Have an insensitive ass that was awful from day one? That’s me.
Genius? Me. Fool? Me. Male model? Me (for fertilizer). Hard on the eyes? Me.
We’re all in it together, people. No matter how good or bad you are as a teacher, most folks outside of teaching just lump us in the same category.
I used to carpool with the wife and an older teacher who had seen it all. We would sometimes complain on the ride home. We would share ideas, gossip, talk about things other than school (weird, I know!); but, most of the time, we would laugh. I’ve written it before, but teaching is ridiculous. You just have to step back from it now and again and laugh. Hey, it’s not like there aren’t plenty of opportunities throughout the day to chuckle, chortle, guffaw, or break into hysterics. But when you ride in a car with three, sometimes four, English teachers who, after a long day, break out student work for some dramatic readings . . . I’m surprised we didn’t crash some days.

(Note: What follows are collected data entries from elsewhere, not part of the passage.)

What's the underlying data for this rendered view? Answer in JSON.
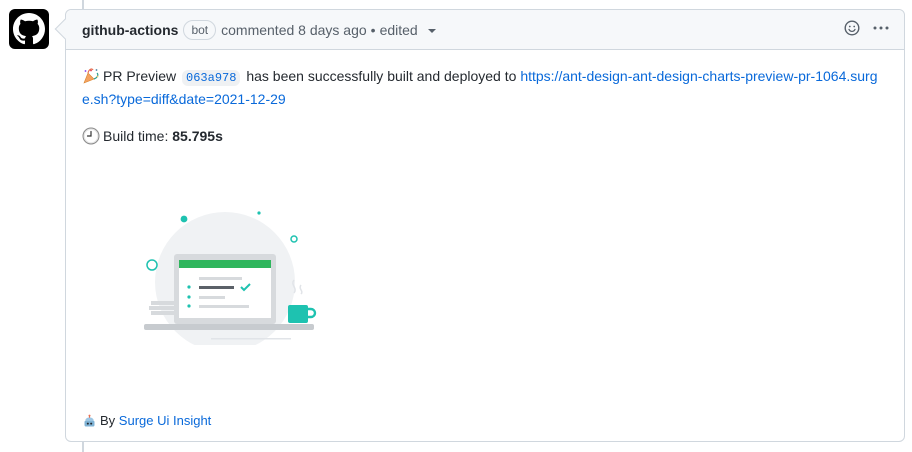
{
  "comment": {
    "author": "github-actions",
    "badge": "bot",
    "action": "commented 8 days ago",
    "separator": "•",
    "edited": "edited"
  },
  "body": {
    "preview_label": "PR Preview",
    "commit_sha": "063a978",
    "deploy_text": "has been successfully built and deployed to",
    "deploy_url": "https://ant-design-ant-design-charts-preview-pr-1064.surge.sh?type=diff&date=2021-12-29",
    "build_label": "Build time:",
    "build_time": "85.795s",
    "footer_prefix": "By",
    "footer_link": "Surge Ui Insight"
  },
  "icons": {
    "avatar": "github-octocat-icon",
    "preview": "confetti-icon",
    "build": "clock-icon",
    "footer": "robot-icon",
    "reaction": "smiley-icon",
    "more": "kebab-icon"
  },
  "colors": {
    "link": "#0969da",
    "accent_green": "#2fb65d",
    "accent_teal": "#1ec2b0"
  }
}
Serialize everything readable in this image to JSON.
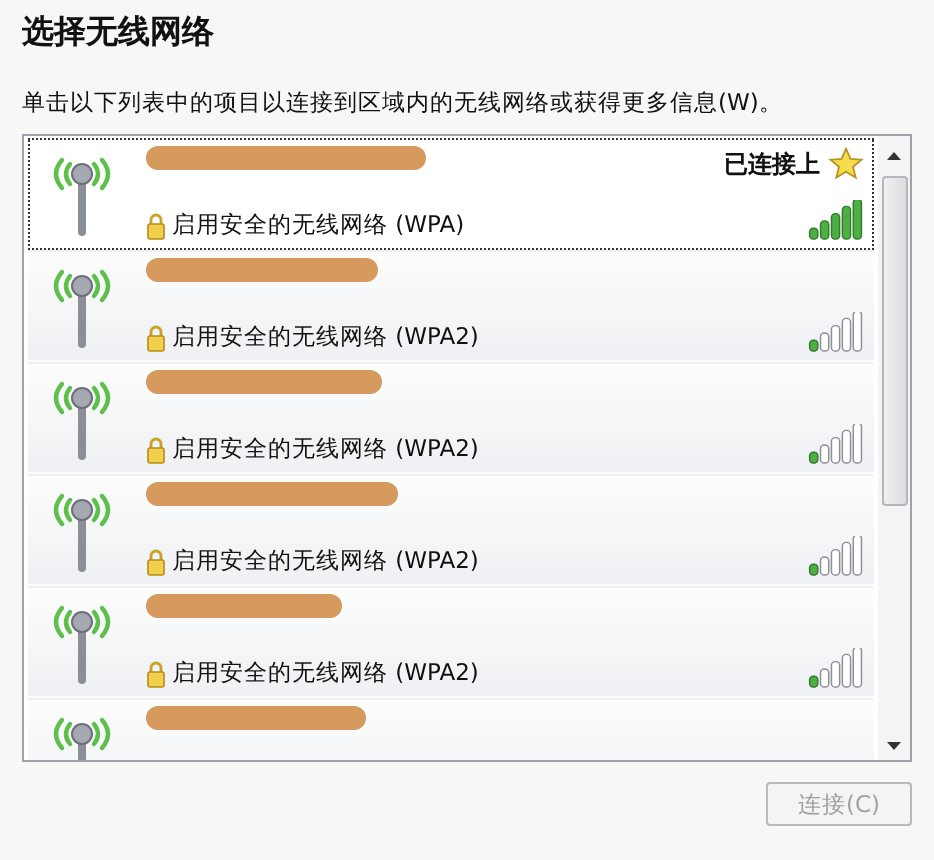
{
  "title": "选择无线网络",
  "description": "单击以下列表中的项目以连接到区域内的无线网络或获得更多信息(W)。",
  "networks": [
    {
      "selected": true,
      "connected": true,
      "status": "已连接上",
      "security": "启用安全的无线网络 (WPA)",
      "level": 1
    },
    {
      "selected": false,
      "connected": false,
      "security": "启用安全的无线网络 (WPA2)",
      "level": 0.2
    },
    {
      "selected": false,
      "connected": false,
      "security": "启用安全的无线网络 (WPA2)",
      "level": 0.2
    },
    {
      "selected": false,
      "connected": false,
      "security": "启用安全的无线网络 (WPA2)",
      "level": 0.2
    },
    {
      "selected": false,
      "connected": false,
      "security": "启用安全的无线网络 (WPA2)",
      "level": 0.2
    },
    {
      "selected": false,
      "connected": false
    }
  ],
  "connect_button": {
    "label": "连接(C)",
    "disabled": true
  }
}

It’s teacher appreciation week, if you didn’t know. Last year, our teachers got a bag of chips from administration. This year, we got a lottery ticket (perhaps millions await us all). The “I Care” folks gave us a bag of pretzels and a little big of sweets. PTA was, and is, amazing every year, feeding us, giving us gift cards, and always showing us that they appreciate what we do by making everyone a little wider.
So now it’s my turn. Oh wait, we’re just teachers. As Iago says, “‘Tis in ourselves that we are thus or thus. Our bodies are our gardens, to the which our wills are gardeners.” It’s up to us, so I think I’ll just work alongside you and do what’s best for kids. I will root for you when you’re scratching that Lotto ticket, though. Good luck to us all.